JC: Com certeza. A gente estava a enlouquecer, na verdade. Foi um período muito difícil. Nós tínhamos quase 65 shows entre o Brasil, México, Europa Estados Unidos e Europa. Foi tudo adiado. Ficávamos imaginando que iríamos voltar. Vínhamos as notícias de que as coisas estavam a melhorar e que conseguiríamos voltar aos palcos. Chegámos a ter concertos marcados para 2021, mas caía tudo devido às novas vagas e ao aumento dos casos da COVID-19. Daí, começámos a estender a nossa música e a explorá-la de formas diferentes para esta altura tão diferente. Fizemos dos limões limonada.
JD: Nós já tínhamos falado em fazer algo acústico porque a música para nós é sempre um exercício em conjunto, por isso há sempre momentos em que alguém gosta da melodia de uma música, gosta da forma como está a ser composta e parte de nós gostaria de explorar esses fatores de formas diferentes. É uma oportunidade que tivemos para colocar a música despida: tirar a coisa pesada, os riffs, e deixar um foco mais na letra, na melodia.

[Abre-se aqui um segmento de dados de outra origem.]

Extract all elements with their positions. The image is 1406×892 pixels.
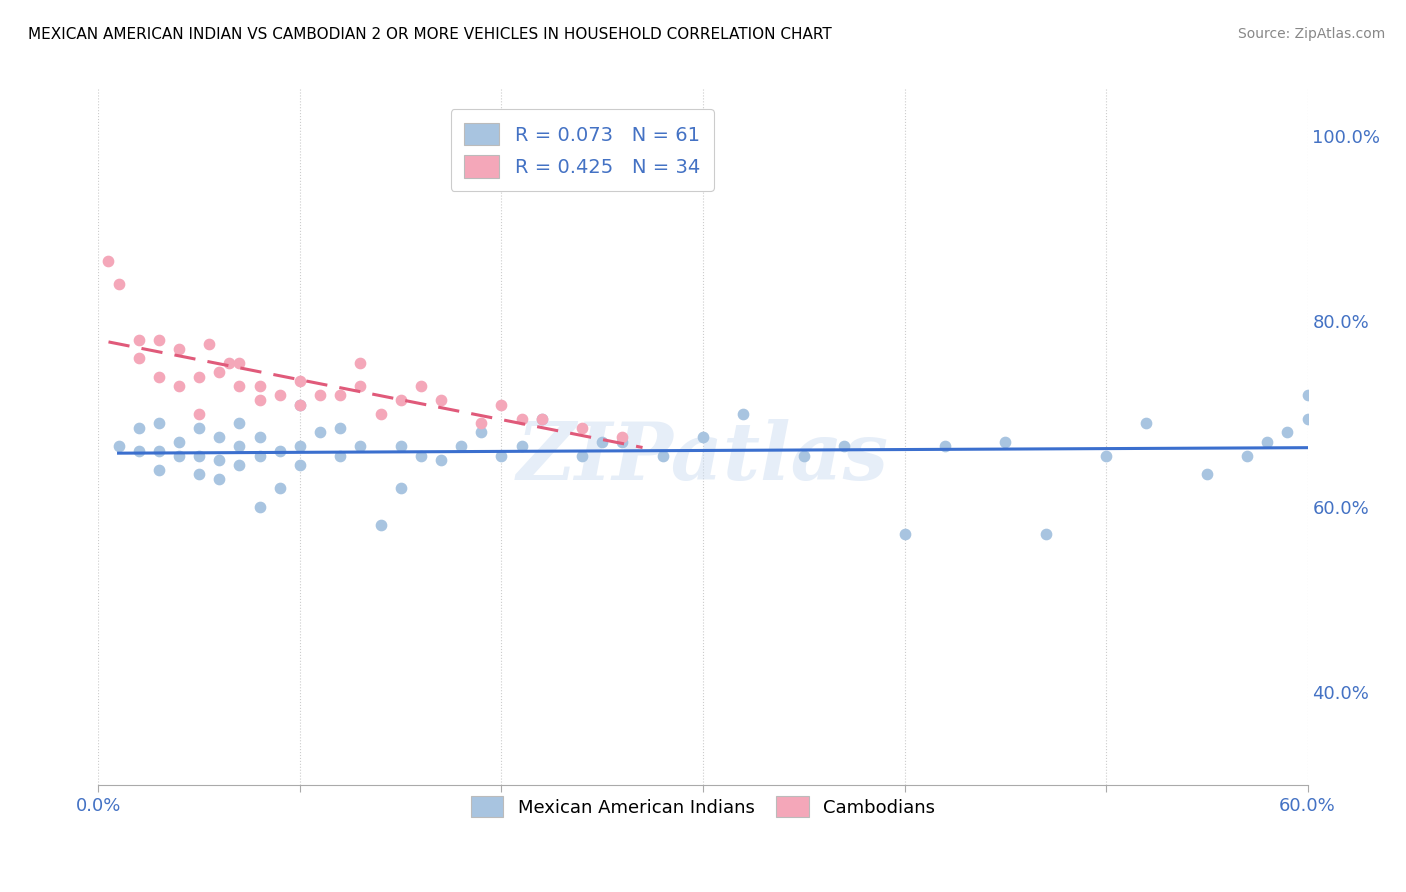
Point xyxy=(349,439,371,453)
Point xyxy=(309,388,332,402)
Point xyxy=(288,375,311,389)
Point xyxy=(612,430,634,444)
Point xyxy=(269,444,291,458)
Point xyxy=(651,449,673,463)
Point xyxy=(249,449,271,463)
Point xyxy=(793,449,815,463)
Point xyxy=(218,356,240,370)
Point xyxy=(249,500,271,514)
Point xyxy=(1256,434,1278,449)
Point xyxy=(228,379,250,393)
Text: MEXICAN AMERICAN INDIAN VS CAMBODIAN 2 OR MORE VEHICLES IN HOUSEHOLD CORRELATION: MEXICAN AMERICAN INDIAN VS CAMBODIAN 2 O… xyxy=(28,27,832,42)
Point xyxy=(389,392,412,407)
Point xyxy=(249,430,271,444)
Point xyxy=(107,439,129,453)
Text: Source: ZipAtlas.com: Source: ZipAtlas.com xyxy=(1237,27,1385,41)
Point xyxy=(430,392,453,407)
Point xyxy=(188,421,211,435)
Point xyxy=(148,416,170,430)
Point xyxy=(228,458,250,472)
Point xyxy=(228,416,250,430)
Point xyxy=(208,453,231,467)
Point xyxy=(470,416,492,430)
Point xyxy=(208,365,231,379)
Point xyxy=(288,458,311,472)
Point xyxy=(1195,467,1218,482)
Point xyxy=(1277,425,1299,440)
Point xyxy=(510,411,533,425)
Point xyxy=(591,434,613,449)
Point xyxy=(148,462,170,476)
Point xyxy=(167,449,190,463)
Point xyxy=(329,388,352,402)
Point xyxy=(249,379,271,393)
Text: ZIPatlas: ZIPatlas xyxy=(517,419,889,497)
Point xyxy=(208,430,231,444)
Point xyxy=(349,356,371,370)
Point xyxy=(128,351,150,366)
Point xyxy=(188,407,211,421)
Point xyxy=(1135,416,1157,430)
Point xyxy=(309,425,332,440)
Point xyxy=(128,421,150,435)
Point xyxy=(288,398,311,412)
Point xyxy=(409,379,432,393)
Point xyxy=(228,439,250,453)
Point xyxy=(1296,388,1319,402)
Point xyxy=(934,439,956,453)
Point xyxy=(370,407,392,421)
Point xyxy=(107,277,129,291)
Point xyxy=(269,388,291,402)
Point xyxy=(1035,527,1057,541)
Point xyxy=(167,434,190,449)
Point xyxy=(188,369,211,384)
Point xyxy=(450,439,472,453)
Point xyxy=(389,481,412,495)
Point xyxy=(530,411,553,425)
Point xyxy=(269,481,291,495)
Point xyxy=(188,449,211,463)
Point xyxy=(329,449,352,463)
Point xyxy=(893,527,915,541)
Point xyxy=(370,518,392,533)
Point xyxy=(349,379,371,393)
Point xyxy=(1236,449,1258,463)
Point xyxy=(198,337,221,351)
Point xyxy=(228,356,250,370)
Point xyxy=(208,472,231,486)
Point xyxy=(470,425,492,440)
Point xyxy=(571,449,593,463)
Point xyxy=(288,398,311,412)
Point xyxy=(491,398,513,412)
Point xyxy=(167,379,190,393)
Point xyxy=(530,411,553,425)
Point xyxy=(1296,411,1319,425)
Point xyxy=(167,342,190,356)
Point xyxy=(288,439,311,453)
Point xyxy=(571,421,593,435)
Point xyxy=(510,439,533,453)
Point xyxy=(430,453,453,467)
Point xyxy=(148,444,170,458)
Point xyxy=(692,430,714,444)
Point xyxy=(832,439,855,453)
Point xyxy=(97,253,120,268)
Point xyxy=(994,434,1017,449)
Point xyxy=(148,333,170,347)
Point xyxy=(733,407,755,421)
Point xyxy=(491,449,513,463)
Point xyxy=(249,392,271,407)
Point xyxy=(128,444,150,458)
Point xyxy=(389,439,412,453)
Point xyxy=(409,449,432,463)
Point xyxy=(1095,449,1118,463)
Point xyxy=(612,434,634,449)
Point xyxy=(128,333,150,347)
Point xyxy=(148,369,170,384)
Point xyxy=(188,467,211,482)
Point xyxy=(329,421,352,435)
Legend: Mexican American Indians, Cambodians: Mexican American Indians, Cambodians xyxy=(460,786,946,828)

Não foi algo unicamente exclusivo à pandemia. Mas a vontade sempre foi nossa.
JC: Foi uma decisão artistas forçada, mas boa. Fez com que lidássemos com assuntos muito diferentes e que tratássemos também os medos que todos nós tínhamos. Este novo material fez com que enfrentássemos esta altura mais difícil.
Vocês saíram há pouco tempo de uma tournée com os Metallica no Brasil. Sabendo que foi uma experiência com uma banda que vos influenciou tanto, é possível estabelecer uma linha entre os Ego Kill Talent fãs de Metallica e os Ego banda de abertura?

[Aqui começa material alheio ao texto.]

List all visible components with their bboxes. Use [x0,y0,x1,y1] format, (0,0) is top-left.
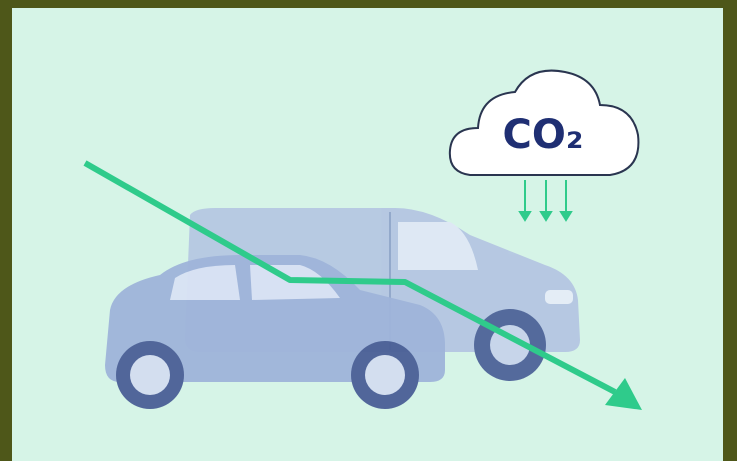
page: CO₂ (() => { const data = JSON.parse(doc… [0,0,737,461]
van-light [545,290,573,304]
car-hub-front [365,355,405,395]
car-hub-rear [130,355,170,395]
illustration: CO₂ [0,0,737,461]
cloud-label: CO₂ [503,112,584,158]
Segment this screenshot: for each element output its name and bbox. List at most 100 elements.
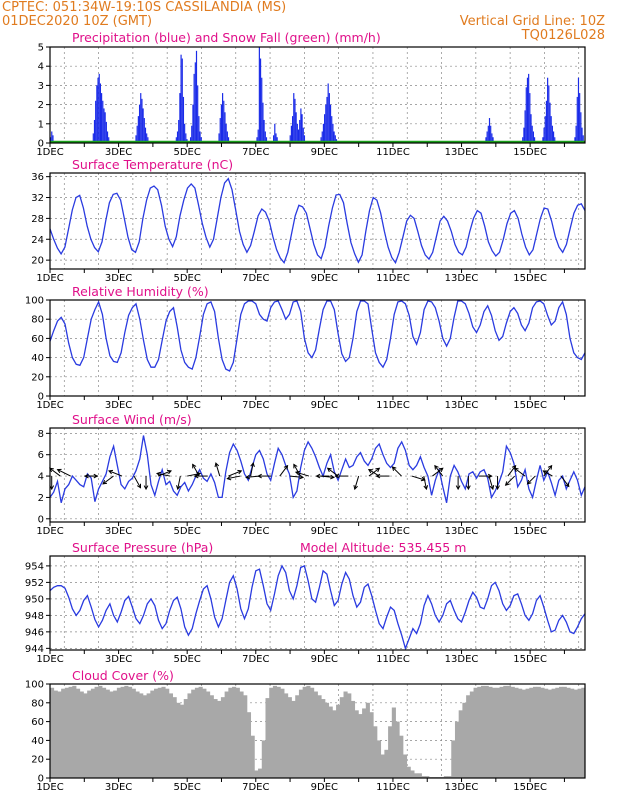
wind-arrow <box>250 462 254 477</box>
precip-bar <box>273 135 275 143</box>
cloud-bar <box>187 693 192 778</box>
wind-arrow-head <box>250 462 255 468</box>
precip-bar <box>321 131 323 143</box>
wind-arrow <box>228 470 242 477</box>
y-tick-label: 954 <box>25 561 44 572</box>
precip-bar <box>333 131 335 143</box>
wind-arrow <box>423 475 427 490</box>
panel-title-wind: Surface Wind (m/s) <box>72 412 192 427</box>
x-tick-label: 3DEC <box>105 273 132 284</box>
precip-bar <box>52 135 54 143</box>
y-tick-label: 20 <box>31 372 44 383</box>
x-tick-label: 11DEC <box>376 526 410 537</box>
cloud-bar <box>529 687 534 778</box>
precip-bar <box>329 104 332 143</box>
precip-bar <box>320 137 322 143</box>
cloud-bar <box>570 688 575 778</box>
series-line-pres <box>49 564 586 651</box>
wind-arrow-head <box>108 469 114 475</box>
series-line-temp <box>49 177 586 265</box>
cloud-bar <box>484 685 489 778</box>
cloud-bar <box>566 687 571 778</box>
wind-arrow-head <box>438 467 444 473</box>
precip-bar <box>550 116 552 143</box>
cloud-bar <box>328 706 333 778</box>
precip-bar <box>275 133 277 143</box>
wind-arrow-head <box>226 475 232 481</box>
cloud-bar <box>555 687 560 778</box>
x-tick-label: 5DEC <box>173 400 200 411</box>
precip-bar <box>487 125 489 143</box>
cloud-bar <box>525 688 530 778</box>
wind-arrow <box>488 475 494 490</box>
cloud-bar <box>380 754 385 778</box>
cloud-bar <box>473 687 478 778</box>
panel-title-cloud: Cloud Cover (%) <box>72 668 174 683</box>
precip-bar <box>197 85 199 143</box>
wind-arrow-head <box>237 469 243 475</box>
cloud-bar <box>213 699 218 778</box>
precip-bar <box>263 119 265 143</box>
cloud-bar <box>324 702 330 778</box>
x-tick-label: 5DEC <box>173 273 200 284</box>
cloud-bar <box>146 693 151 778</box>
precip-bar <box>554 137 556 143</box>
cloud-bar <box>276 686 281 778</box>
cloud-bar <box>109 691 114 778</box>
precip-bar <box>492 137 494 143</box>
cloud-bar <box>347 693 352 778</box>
x-tick-label: 9DEC <box>311 273 338 284</box>
wind-arrow-head <box>375 467 381 473</box>
y-tick-label: 60 <box>31 334 44 345</box>
cloud-bar <box>239 691 244 778</box>
precip-bar <box>176 131 179 143</box>
precip-bar <box>331 116 333 143</box>
precip-bar <box>490 125 492 143</box>
cloud-bar <box>72 685 77 778</box>
cloud-bar <box>83 693 88 778</box>
y-tick-label: 3 <box>38 81 44 92</box>
wind-arrow <box>411 475 425 481</box>
precip-bar <box>101 93 103 143</box>
precip-bar <box>547 77 549 143</box>
precip-bar <box>184 123 186 143</box>
cloud-bar <box>339 697 344 778</box>
cloud-bar <box>391 707 396 778</box>
precip-bar <box>192 104 194 143</box>
panel-title-precip: Precipitation (blue) and Snow Fall (gree… <box>72 30 381 45</box>
cloud-bar <box>202 688 207 778</box>
panel-wind: Surface Wind (m/s) 0 2 4 6 8 1DEC 3DEC 5DEC 7DEC 9… <box>36 412 586 537</box>
precip-bar <box>532 131 534 143</box>
x-tick-label: 11DEC <box>376 400 410 411</box>
precip-bar <box>293 93 295 143</box>
cloud-bar <box>142 695 147 778</box>
precip-bar <box>301 114 303 143</box>
x-tick-label: 3DEC <box>105 400 132 411</box>
precip-bar <box>531 125 533 143</box>
precip-bar <box>297 129 300 143</box>
cloud-bar <box>224 691 229 778</box>
series-line-rh <box>49 300 586 372</box>
x-tick-label: 11DEC <box>376 782 410 793</box>
wind-arrow-head <box>504 481 510 486</box>
panel-temp: Surface Temperature (nC) 20 24 28 32 36 1DEC 3D… <box>31 157 586 284</box>
x-tick-label: 5DEC <box>173 147 200 158</box>
precip-bar <box>581 127 583 143</box>
y-tick-label: 944 <box>25 644 44 655</box>
precip-bar <box>195 50 198 144</box>
precip-bar <box>227 137 230 143</box>
wind-arrow <box>102 475 114 485</box>
cloud-bar <box>462 702 467 778</box>
wind-arrow <box>432 467 444 477</box>
precip-bar <box>575 125 577 143</box>
precip-bar <box>224 112 226 143</box>
wind-arrow <box>507 465 517 477</box>
cloud-bar <box>250 735 255 778</box>
x-tick-label: 5DEC <box>173 782 200 793</box>
precip-bar <box>226 131 228 143</box>
series-line-wind <box>49 435 586 503</box>
cloud-bar <box>410 770 415 778</box>
wind-arrow-head <box>423 485 429 491</box>
precip-bar <box>577 77 580 143</box>
precip-bar <box>223 100 225 143</box>
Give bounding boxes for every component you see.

JD: Não há linha. Eu e o Rapha conhecemo-nos num show de Metallica em 1999. Eu toco guitarra por causa dessa banda. Eu toco guitarra porque queria tocar os riffs que o James Hetfield escrevia. Foi graças a eles que temos, de alguma forma, uma banda. Portanto, tenho a oportunidade de tocar com eles, falar com eles foi fantástico. Há sempre aquelas pessoas que nós admiramos e nos dececionam; com eles foi completamente o contrário: depois de os conhecermos, ficámos cada vez mais apaixonados pela banda e por aquilo que eles nos representam. O James assistiu a todos os nossos shows.
Theo: O Lars gravou os nossos shows e enviou para o nosso manager.
Para uma banda como os Ego Kill Talent, que passaram por festivais como o Nova Rock e o lendário Rock am Ring, como foi abraçar uma plateia que não vem cá somente para o heavy metal?
JD: O público português reagiu tal e qual como estávamos à espera. A galera conectou com a gente. O Rock in Rio tem esta coisa de ser uma mixórdia de coisas, mas tem sempre o espírito do rock. Nós temos um repertório de coisas mais pesadas e sinto que fomos muito bem recebidos. Temos tocado em vários festivais e esse calor é presente em muitos públicos. Tínhamos saudades disso. Nós até chamámos esta tournée “Better Late Than Ever” como forma de finalmente levarmos esta nova música a tanta gente. E, cara, estamos mesmos contentes.